Monday, 11 March 2013

Steaming a Sapwood Backing Strip

I've been doing some work on an experimental 'Transatlantic' bow. Oregon Yew heartwood spliced belly and a continuous strip of English Yew sapwood for the back. There's no great reason for the nationality of the timbers other than what I have available.
The heartwood stave has a slight lateral bend of about 1/2" which I've steam corrected. I wouldn't normally worry about a 1/2" bend, I'd just lay the bow out straight, but I have very little wood to play with (width wise) so I'm trying to get it as straight as I can to avoid ending up with a bow as wide as a pencil.
The sapwood backing strip had a huge twist at one end which I've also steamed out.
I did the heartwood Saturday evening and got the sapwood done Sunday morning before we all went out for a Mother's day jaunt.

The twist came out quick and easy as the strip was so thin (about 1/4"). I've left the bark on, this will stay on as long as possible as some protection for the sapwood.

In the pic you can see the heartwood spliced billets in the vice and the sapwood (bark still on) being steamed.
Note the insulation to keep the heat in and the way the bench has been propped up at the far end to let the water run out into that old washing up bowl. As the steam condenses into water it delivers heat to the bow, and the resulting water can be quite cold.
Note:- There are other posts on the blog which explain the set up in more detail...

Any heat bending is about heat and time, if it's not hot enough for long enough it won't do the job. There are pros and cons to steam or dry heat, and I use both. Steam gives a good even heat over a decent area, but being less hot needs carefull setting up and can be spoiled if you have to waste time getting the wood out of the heat and clamped up. That's why I try to heat and clamp in one operation if possible. It's always worth the time and effort getting it all set up right, rather than ending up doing it twice.

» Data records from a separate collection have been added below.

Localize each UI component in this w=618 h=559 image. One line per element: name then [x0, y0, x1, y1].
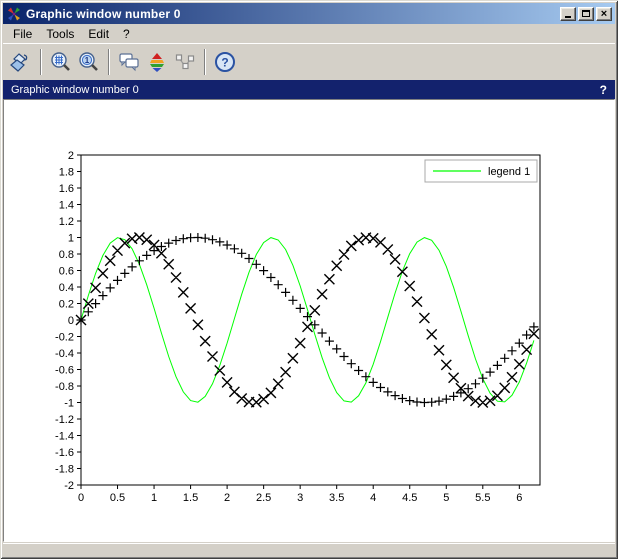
svg-text:1.6: 1.6 [59, 183, 74, 195]
maximize-icon [582, 10, 590, 17]
plot-canvas[interactable]: 00.511.522.533.544.555.5621.81.61.41.210… [3, 99, 615, 542]
info-help-icon: ? [600, 83, 607, 97]
svg-text:4.5: 4.5 [402, 492, 417, 504]
svg-text:0: 0 [68, 315, 74, 327]
graphic-window: Graphic window number 0 × File Tools Edi… [0, 0, 618, 559]
ged-dialog-button[interactable] [115, 48, 143, 76]
status-strip [3, 543, 615, 556]
svg-text:1.5: 1.5 [183, 492, 198, 504]
minimize-icon [565, 16, 571, 18]
scilab-colormap-button[interactable] [143, 48, 171, 76]
title-bar[interactable]: Graphic window number 0 × [3, 3, 615, 24]
svg-text:-2: -2 [64, 480, 74, 492]
window-title: Graphic window number 0 [26, 7, 554, 21]
svg-text:5: 5 [443, 492, 449, 504]
original-view-button[interactable]: 1 [75, 48, 103, 76]
svg-text:2.5: 2.5 [256, 492, 271, 504]
svg-text:-0.8: -0.8 [55, 381, 74, 393]
svg-text:3.5: 3.5 [329, 492, 344, 504]
close-icon: × [601, 9, 607, 19]
series-sin-x- [77, 233, 539, 407]
menu-file[interactable]: File [7, 25, 38, 43]
original-view-icon: 1 [77, 50, 101, 74]
close-button[interactable]: × [596, 7, 612, 21]
zoom-area-icon [49, 50, 73, 74]
figure-title: Graphic window number 0 [11, 84, 139, 96]
rotate-button[interactable] [7, 48, 35, 76]
svg-text:1: 1 [68, 233, 74, 245]
svg-text:0.6: 0.6 [59, 266, 74, 278]
svg-text:-0.2: -0.2 [55, 332, 74, 344]
svg-text:6: 6 [516, 492, 522, 504]
menu-help[interactable]: ? [117, 25, 136, 43]
help-icon: ? [213, 50, 237, 74]
speech-bubbles-icon [117, 50, 141, 74]
svg-text:0: 0 [78, 492, 84, 504]
datatips-button[interactable] [171, 48, 199, 76]
svg-text:-1.8: -1.8 [55, 464, 74, 476]
y-axis: 2 1.8 1.6 1.4 1.2 1 0.8 0.6 0.4 0.2 0 -0.2 -0.4 -0.6 -… [55, 150, 81, 492]
minimize-button[interactable] [560, 7, 576, 21]
menu-tools[interactable]: Tools [40, 25, 80, 43]
rotate-icon [9, 50, 33, 74]
toolbar: 1 [3, 43, 615, 80]
svg-text:1.4: 1.4 [59, 200, 74, 212]
help-button[interactable]: ? [211, 48, 239, 76]
svg-text:1: 1 [151, 492, 157, 504]
svg-text:2: 2 [68, 150, 74, 162]
svg-text:1: 1 [85, 56, 90, 65]
chart: 00.511.522.533.544.555.5621.81.61.41.210… [4, 100, 612, 540]
svg-text:-1.4: -1.4 [55, 431, 74, 443]
svg-text:-0.4: -0.4 [55, 348, 74, 360]
svg-text:0.4: 0.4 [59, 282, 74, 294]
datatips-icon [173, 50, 197, 74]
scilab-app-icon [6, 6, 22, 22]
svg-text:1.2: 1.2 [59, 216, 74, 228]
svg-text:2: 2 [224, 492, 230, 504]
svg-text:0.5: 0.5 [110, 492, 125, 504]
svg-text:4: 4 [370, 492, 376, 504]
svg-text:?: ? [221, 56, 228, 70]
svg-text:-1.6: -1.6 [55, 447, 74, 459]
legend-label: legend 1 [488, 166, 530, 178]
menu-edit[interactable]: Edit [82, 25, 115, 43]
toolbar-separator [204, 49, 206, 75]
svg-text:5.5: 5.5 [475, 492, 490, 504]
figure-info-bar: Graphic window number 0 ? [3, 80, 615, 99]
svg-text:0.8: 0.8 [59, 249, 74, 261]
svg-text:0.2: 0.2 [59, 299, 74, 311]
toolbar-separator [108, 49, 110, 75]
svg-text:-1: -1 [64, 398, 74, 410]
window-controls: × [558, 7, 612, 21]
menu-bar: File Tools Edit ? [3, 24, 615, 43]
maximize-button[interactable] [578, 7, 594, 21]
toolbar-separator [40, 49, 42, 75]
svg-text:-0.6: -0.6 [55, 365, 74, 377]
svg-text:3: 3 [297, 492, 303, 504]
zoom-area-button[interactable] [47, 48, 75, 76]
svg-text:-1.2: -1.2 [55, 414, 74, 426]
legend: legend 1 [425, 160, 537, 182]
svg-text:1.8: 1.8 [59, 167, 74, 179]
scilab-colormap-icon [145, 50, 169, 74]
x-axis: 0 0.5 1 1.5 2 2.5 3 3.5 4 4.5 5 5.5 6 [78, 485, 522, 504]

I was hoping to get it prepared and glued up today, but there are flurries of fine snow and it's damn cold in the garage.
Meanwhile I've been applying the finish to the gold arrow plate longbow and signing it ready for collection.
I was chatting to Mick the blacksmith and I'm putting a grip on the bonkers bow for him as a thank you and swap for some forge/instruction time. He was rather taken by it's mad look yet crisp shooting performance.
It's nice to know it will get a good home and some shooting rather than standing glumly in the corner as a novelty.